UM ESCRITOR NASCE Nasci numa tarde de julho, na pequena cidade...

UM ESCRITOR NASCE Nasci numa tarde de julho, na pequena cidade onde havia uma cadeia, uma igreja e uma escola bem próximas umas das outras, e que se chamava Turmalinas. A cadeia era velha, descascada na parede dos fundos. Deus sabe como os presos lá dentro viviam e comiam, mas exercia sobre nós uma fascinação inelutável (era o lugar onde se fabricavam gaiolas, vassouras, flores de papel, bonecos de pau). A igreja também era velha, porém não tinha o mesmo prestígio. E a escola, nova de quatro ou cinco anos, era o lugar menos estimado de todos. Foi aí que nasci.

Nasci na sala do 3o ano, sendo a professora D. Emerenciana Barbosa, que Deus a tenha. Até então, era analfabeto e despretensioso. Lembro-me: nesse dia de julho, o sol que descia da serra, era bravo e parado. A aula era de Geografia, e a professora traçava no quadro-negro nomes de países distantes. As cidades vinham surgindo na ponte dos nomes, e Paris era uma torre ao lado de uma ponte e um rio. A Inglaterra não se enxergava bem no nevoeiro, um esquimó, um condor surgiam misteriosamente, trazendo países inteiros. Então, nasci. De repente nasci, isto é, senti necessidade de escrever. Nunca pensara no que podia sair do papel e do lápis, a não ser bonecos sem pescoço, com cinco riscos representando as mãos. Nesse momento, porém, minha mão avançou para a carteira à procura de um objeto, achou-o, apertou-o irresistivelmente, escreveu alguma coisa parecida com a narração de uma viagem de Turmalinas ao Polo Norte.É talvez a mais curta narração no gênero. Dez linhas, inclusive o naufrágio e a visita ao vulcão. Eu escrevia com o rosto ardendo, e a mão veloz tropeçando sobre complicações ortográficas, mas passava adiante. Isso durou talvez um quarto de hora, e valeu-me a interpelação de D. Emerenciana.
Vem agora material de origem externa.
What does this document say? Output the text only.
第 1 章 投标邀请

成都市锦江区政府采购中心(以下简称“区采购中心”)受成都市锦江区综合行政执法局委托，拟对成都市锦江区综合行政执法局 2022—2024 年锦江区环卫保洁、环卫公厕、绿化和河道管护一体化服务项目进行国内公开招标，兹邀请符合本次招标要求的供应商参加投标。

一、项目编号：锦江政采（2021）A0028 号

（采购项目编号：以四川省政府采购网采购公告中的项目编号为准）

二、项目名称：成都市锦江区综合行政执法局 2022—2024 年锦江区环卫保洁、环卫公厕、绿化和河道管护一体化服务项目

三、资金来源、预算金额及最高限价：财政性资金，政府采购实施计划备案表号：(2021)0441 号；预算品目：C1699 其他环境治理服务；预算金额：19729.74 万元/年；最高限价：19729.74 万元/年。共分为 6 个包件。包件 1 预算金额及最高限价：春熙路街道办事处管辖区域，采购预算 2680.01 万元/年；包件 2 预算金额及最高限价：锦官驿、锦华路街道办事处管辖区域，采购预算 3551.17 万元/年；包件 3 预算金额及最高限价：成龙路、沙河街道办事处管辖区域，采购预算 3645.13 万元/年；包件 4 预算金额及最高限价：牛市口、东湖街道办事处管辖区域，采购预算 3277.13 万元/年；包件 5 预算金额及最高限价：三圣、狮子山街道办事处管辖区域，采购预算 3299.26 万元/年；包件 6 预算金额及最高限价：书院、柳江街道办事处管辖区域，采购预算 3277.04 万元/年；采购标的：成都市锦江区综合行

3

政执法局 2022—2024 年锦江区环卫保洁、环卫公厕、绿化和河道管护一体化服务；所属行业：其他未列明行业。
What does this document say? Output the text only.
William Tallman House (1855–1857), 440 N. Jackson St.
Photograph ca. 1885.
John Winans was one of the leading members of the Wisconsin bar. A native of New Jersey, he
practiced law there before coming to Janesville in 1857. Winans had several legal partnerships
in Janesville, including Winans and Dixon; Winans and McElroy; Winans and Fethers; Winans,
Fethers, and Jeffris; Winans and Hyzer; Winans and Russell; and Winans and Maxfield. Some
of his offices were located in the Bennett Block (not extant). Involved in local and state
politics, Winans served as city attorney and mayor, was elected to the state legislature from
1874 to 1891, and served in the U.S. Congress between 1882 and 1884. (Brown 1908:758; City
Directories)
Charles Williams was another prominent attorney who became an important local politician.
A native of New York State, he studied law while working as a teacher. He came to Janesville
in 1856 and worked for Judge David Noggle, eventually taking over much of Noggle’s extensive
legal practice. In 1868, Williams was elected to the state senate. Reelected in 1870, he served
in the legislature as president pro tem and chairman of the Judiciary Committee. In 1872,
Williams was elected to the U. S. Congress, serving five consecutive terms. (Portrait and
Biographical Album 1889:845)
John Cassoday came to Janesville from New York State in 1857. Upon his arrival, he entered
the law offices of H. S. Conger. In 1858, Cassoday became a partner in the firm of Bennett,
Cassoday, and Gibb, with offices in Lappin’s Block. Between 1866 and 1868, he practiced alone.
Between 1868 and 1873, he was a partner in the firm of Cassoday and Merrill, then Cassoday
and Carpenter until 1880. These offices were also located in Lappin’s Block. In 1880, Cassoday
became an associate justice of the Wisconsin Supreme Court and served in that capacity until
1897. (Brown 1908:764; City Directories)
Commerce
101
– Juquita, que que você está fazendo?

O rosto ficou mais quente, não respondi. Ela insistiu:

– Me dá esse papel aí… me dá aqui.

Eu relutava, mas seus óculos eram imperiosos. Sucumbido, levantei-me, o braço duro segurando a ponta do papel, a classe toda olhava para mim, gozando o espetáculo da humilhação. D. Emerenciana passou os óculos pelo papel e, com assombro para mim, declarou à classe:

– Vocês estão rindo do Juquita. Não façam isso. Ele fez uma descrição muito chique, mostrou que está aproveitando bem as aulas.

Uma pausa, e rematou:

– Continue, Juquita. Você ainda será um grande escritor.

A maioria, na sala, não avaliava o que fosse um grande escritor. Eu próprio não avaliava. Mas sabia que no Rio de Janeiro havia um homem pequenino, de cabeça enorme, que fazia discursos muito compridos e era inteligentíssimo. Devia ser, com certeza, um grande escritor, e em meus nove anos achei que a professora me comparava a Rui Barbosa.

(Carlos Drummond de Andrade. Contos de Aprendiz. 4a Edição, Editora do Autor)

PERGUNTAS:

1.Que momento da vida do personagem é retratado na frase "NASCI numa tarde de junho, na pequena cidade onde havia uma cadeia, uma igreja e uma escola..."

2.Por que a cadeia exercia sobre as crianças uma fascinação inelutável?

3.Qual era a contribuição dos presos para a cidade?

4.Como se sabe que a professora já morreu?

5.Onde aconteceu o "nascimento" do escritor?

6.Até aquele dia, o que o Autor pensava sobre o ato de escever?

7.Por quanto tempo o Autor escreveu o texto na aula de Geografia?

8.Que redação provocou, na classe, a advertencia inicial de Dona Emerenciana?

9.O aluno entregou o papel imediatamente? O que determinou a entrega?

10.A professora fez um elogio ao garoto. Por que?

11.O elogio levou o garoto a concluir o que?

12.As previsões da professora estavam certas? O que voce sabe a respeito de Carlos Drummond de Andrade?

13.Qual é o protagonista da história e que idade tem?

14.Localize no texto uma frase que demonstre comportamentos a respeito do protagonista que indique:

a)obediência -

b)curiosidade -

c)constrangimento -

15.A história da narrativa se passa no tempo:

a.( ) presente b.( ) passado c.( ) futuro

16.Qual é a duração e o ambiente físico em que ocorrem os fatos?

17.Qual é a principal mensagem que se encontra no texto?